Did you know that having an aligned sales and marketing team can directly impact your sales efforts and improve your revenue generation success?
Those are some pretty big numbers and I’ll bet they got your attention. In this blog, we will share some real-life examples of how our clients are successfully breaking down the barriers between marketing and sales (and even other departments across the organization) to improve their selling programs.
1. Incorporating Marketing Activities into Your Selling Efforts
The pandemic created some advantages and disadvantages for our outreach on behalf of clients. We found in several instances that, while our target audience was easier to engage, our ability to book meetings was challenging. The feedback we received was that the pandemic was creating too many unknowns and so our contacts were hesitant to commit to meet. Here’s how we turned that challenge into opportunity for one client.
During a regularly scheduled client update meeting, we learned of a virtual demo day their marketing team was hosting and pivoted our outreach program to capitalize on it. ML’s Michelle Haarde, Director of Client Services, explains “The event was extremely well run and post event our conversion of leads to booked sales meetings increased 33%. That was almost double what had been booked in the 10 months prior.”
By first offering participation in a thought leadership event versus a sales meeting, our contacts were more willing to engage with us. Because the virtual demo day was so well done, it helped build the participants’ trust, making them more willing post event to have a conversation with the sales team.
Another example of successful integration of marketing activity into the selling effort comes from one of our clients which provides an executive peer group forum for CEOs. This client authors a variety of thought leadership content which they heavily promote through LinkedIn campaigns. The leads that are generated from the campaigns are then passed to the ML team to prequalify and move forward in the lead funnel. Because of the high quality of the content offerings and the speed of follow-up outreach to those who downloaded, we have had great success converting the leads into sales opportunities. We’ve been converting an average of 17% of the leads to opportunities and the client closed four deals in the first year.
Speaking of LinkedIn Campaigns, our partner, Databox, has a really good article that offers ten tips for running successful campaigns we recommend you read to learn more about this very successful lead generation tactic.
2. The Medium as a Selling tool
It’s important to have a variety of content formats to offer your target audience and video is one medium that can be very effective. For one client, we were starting to see a drop off in engagement with their written format materials. Through our relationship with the head of sales, we were able to share our insights with their marketing team. Marketing then incorporated our recommendations into their Content Strategy, creating a short “explainer video”.
We then conducted an A/B test, to evaluate whether written or video content would perform better.
We created two email sequences, each split out into two offers... one for the video, and one for the written piece. With the first email sequence, the open rates between the two versions were about the same, but the click thru rate on the email that included the embedded video was 6 times higher than the one without!
We then sent the second email in the sequence. The open rate on the email without the video dropped substantially to less than half of the first email’s open rate while the email that contained the video achieved a similar open rate as the first email, but the click thru rate increased another 50% from the first email.
Clearly, for this particular audience, video was the more successful medium.
3. Don’t Forget Your Channel Partners
We often see opportunities for companies to leverage their channel partners. We work with a Value-Added Reseller who receives leads via their direct relationship with a software publisher. The ML team vetted the leads and over a period of 18 months converted 22% into 27 sales opportunities.

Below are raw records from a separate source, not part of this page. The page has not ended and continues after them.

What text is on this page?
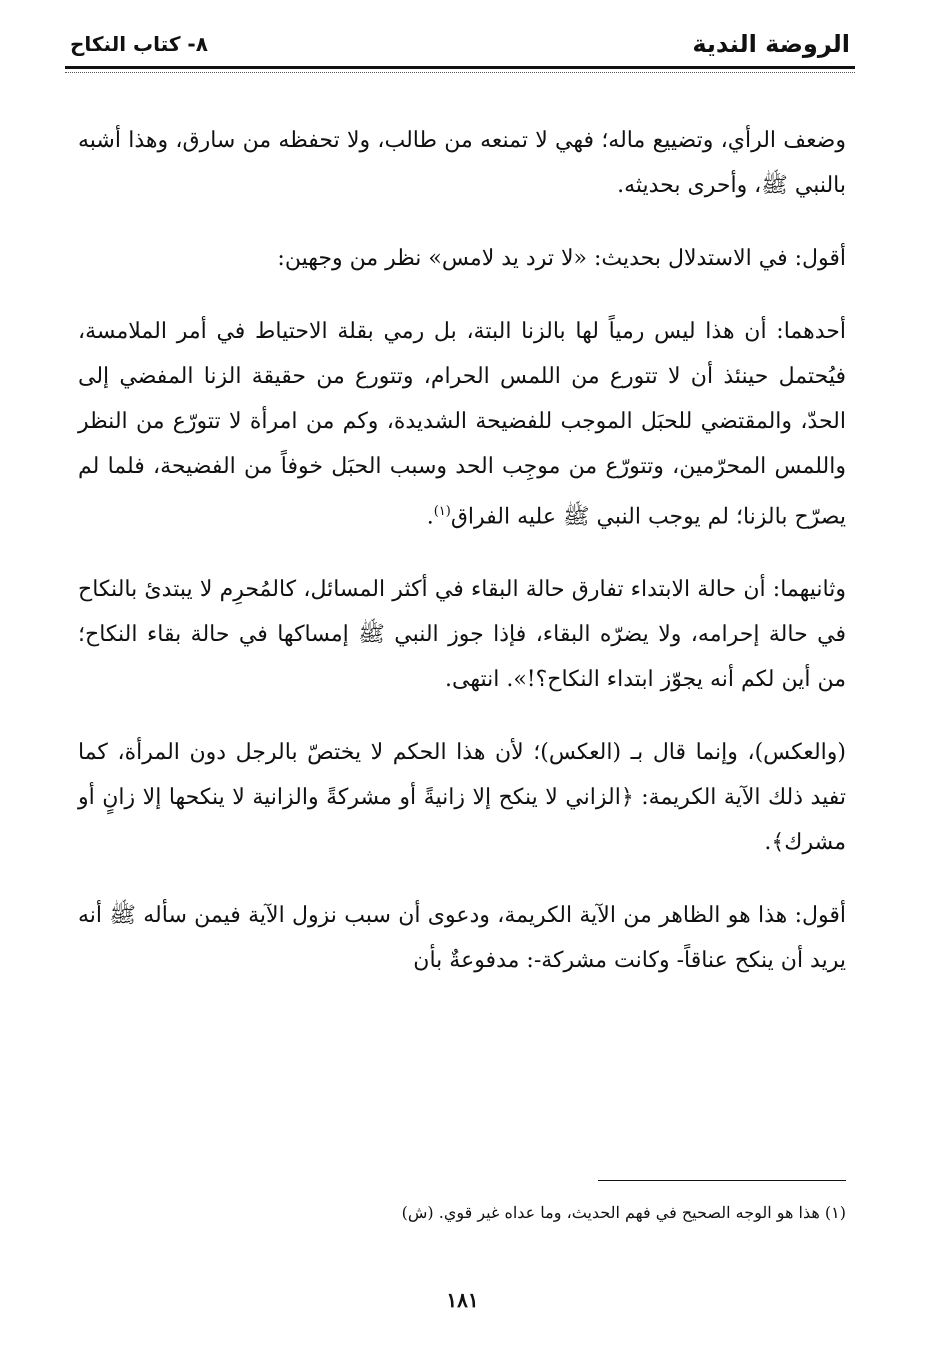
الروضة الندية
٨- كتاب النكاح

وضعف الرأي، وتضييع ماله؛ فهي لا تمنعه من طالب، ولا تحفظه من سارق، وهذا أشبه بالنبي ﷺ، وأحرى بحديثه.

أقول: في الاستدلال بحديث: «لا ترد يد لامس» نظر من وجهين:

أحدهما: أن هذا ليس رمياً لها بالزنا البتة، بل رمي بقلة الاحتياط في أمر الملامسة، فيُحتمل حينئذ أن لا تتورع من اللمس الحرام، وتتورع من حقيقة الزنا المفضي إلى الحدّ، والمقتضي للحبَل الموجب للفضيحة الشديدة، وكم من امرأة لا تتورّع من النظر واللمس المحرّمين، وتتورّع من موجِب الحد وسبب الحبَل خوفاً من الفضيحة، فلما لم يصرّح بالزنا؛ لم يوجب النبي ﷺ عليه الفراق$^{(١)}$.

وثانيهما: أن حالة الابتداء تفارق حالة البقاء في أكثر المسائل، كالمُحرِم لا يبتدئ بالنكاح في حالة إحرامه، ولا يضرّه البقاء، فإذا جوز النبي ﷺ إمساكها في حالة بقاء النكاح؛ من أين لكم أنه يجوّز ابتداء النكاح؟!». انتهى.

(والعكس)، وإنما قال بـ (العكس)؛ لأن هذا الحكم لا يختصّ بالرجل دون المرأة، كما تفيد ذلك الآية الكريمة: ﴿الزاني لا ينكح إلا زانيةً أو مشركةً والزانية لا ينكحها إلا زانٍ أو مشرك﴾.

أقول: هذا هو الظاهر من الآية الكريمة، ودعوى أن سبب نزول الآية فيمن سأله ﷺ أنه يريد أن ينكح عناقاً- وكانت مشركة-: مدفوعةٌ بأن

(١) هذا هو الوجه الصحيح في فهم الحديث، وما عداه غير قوي. (ش)
١٨١
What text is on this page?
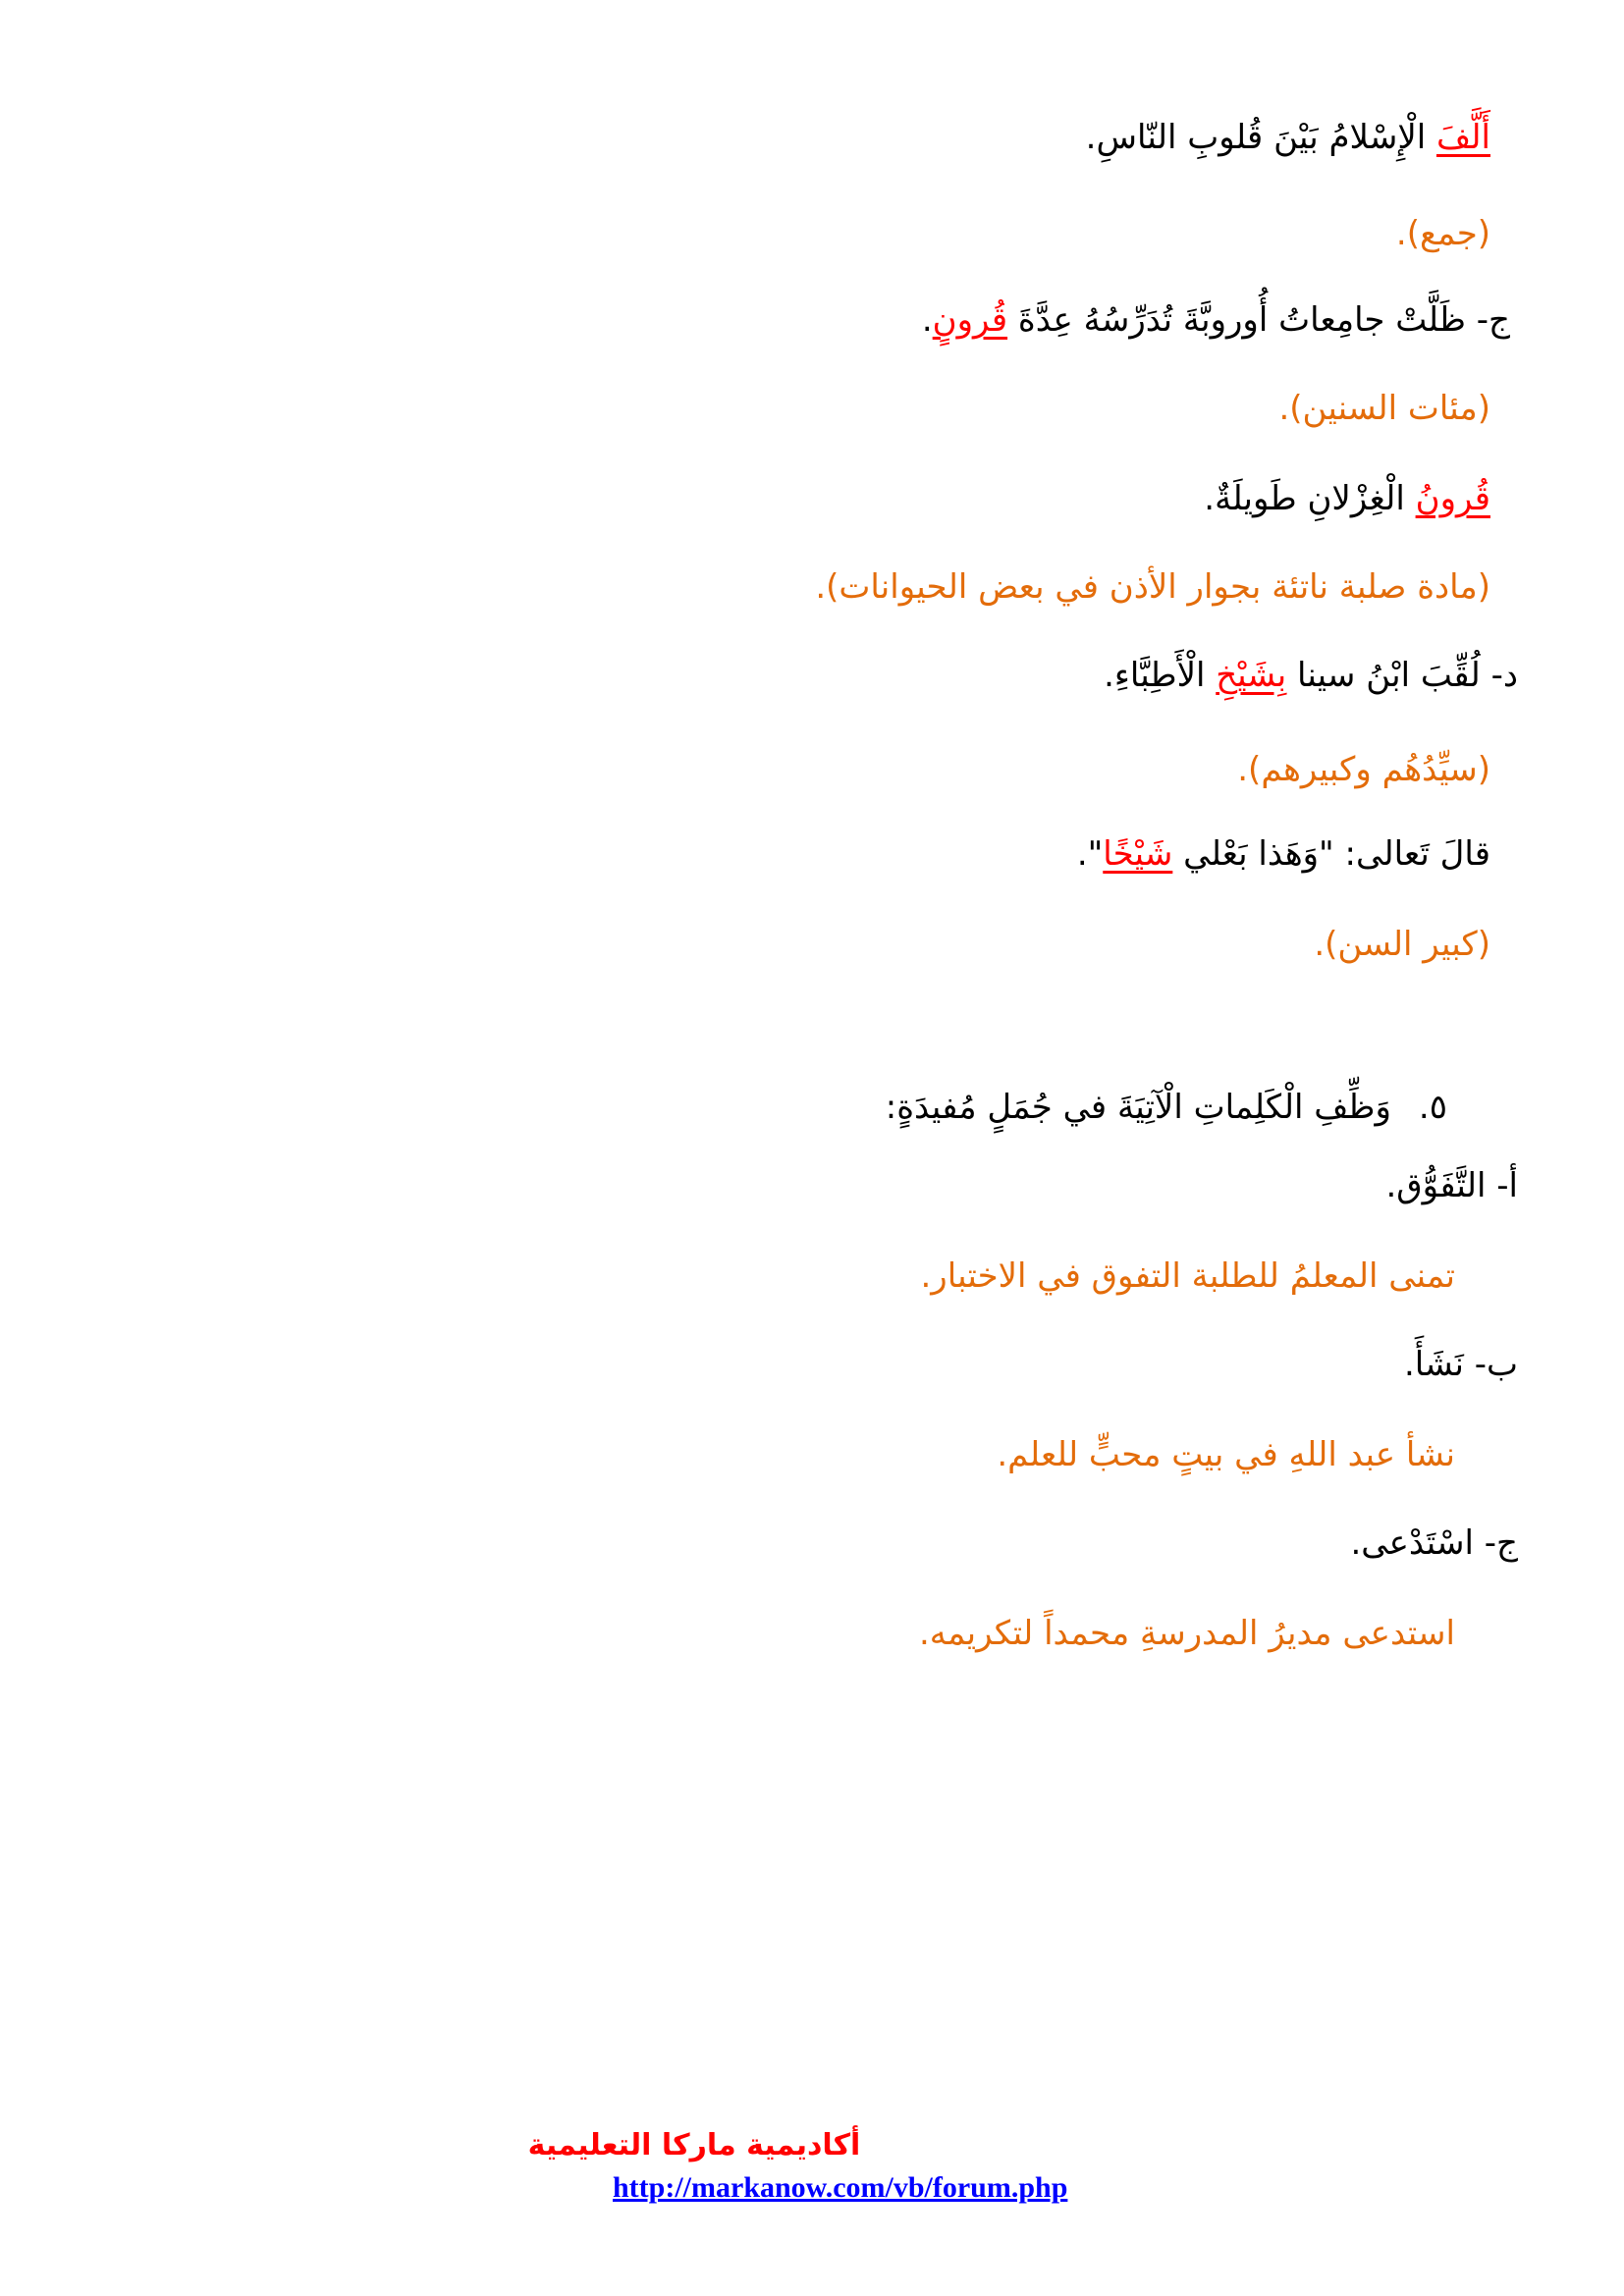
أَلَّفَ الْإِسْلامُ بَيْنَ قُلوبِ النّاسِ.
(جمع).
ج- ظَلَّتْ جامِعاتُ أُوروبَّةَ تُدَرِّسُهُ عِدَّةَ قُرونٍ.
(مئات السنين).
قُرونُ الْغِزْلانِ طَويلَةٌ.
(مادة صلبة ناتئة بجوار الأذن في بعض الحيوانات).
د- لُقِّبَ ابْنُ سينا بِشَيْخِ الْأَطِبَّاءِ.
(سيِّدُهُم وكبيرهم).
قالَ تَعالى: "وَهَذا بَعْلي شَيْخًا".
(كبير السن).
٥.وَظِّفِ الْكَلِماتِ الْآتِيَةَ في جُمَلٍ مُفيدَةٍ:
أ- التَّفَوُّق.
تمنى المعلمُ للطلبة التفوق في الاختبار.
ب- نَشَأَ.
نشأ عبد اللهِ في بيتٍ محبٍّ للعلم.
ج- اسْتَدْعى.
استدعى مديرُ المدرسةِ محمداً لتكريمه.
أكاديمية ماركا التعليمية
http://markanow.com/vb/forum.php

Your partnerships are often a great source of materials that can benefit your target audience, especially if your partner is a well-respected brand. At ML, we are quick to share non-salesy, partner-created information that our readers will benefit from. HubSpot is a great example of a leader in its field. We are a HubSpot Platinum Solutions Partner and are quick to share any content they generate that is specific to Account Based Selling as this supports ML’s philosophy to be customer-centric.
By sharing these best-in-class materials, our reader gains valuable knowledge, and we build trust by demonstrating that we understand their issues and want to share relevant information.
4. Third Party Thought Leaders Like Analysts and Industry Experts
Similar to your partners, third party experts create an array of high-quality materials that, when shared, can again build trust and show that you understand your customer’s industry and the challenges they face. If you have an analyst or PR team, speak to them about their programs and leverage what they are doing. Even if you don’t, you can still research and share high quality materials, but be sure to cite the source properly!
The key to breaking down silos across your organization to drive revenue is, in almost every case, communication. By regularly engaging and sharing information with the various lines of business, you will almost certainly uncover new tools that can strengthen your sales efforts, usually at little or no additional cost! But it’s also important to then be intentional about what you share and how you approach your audience.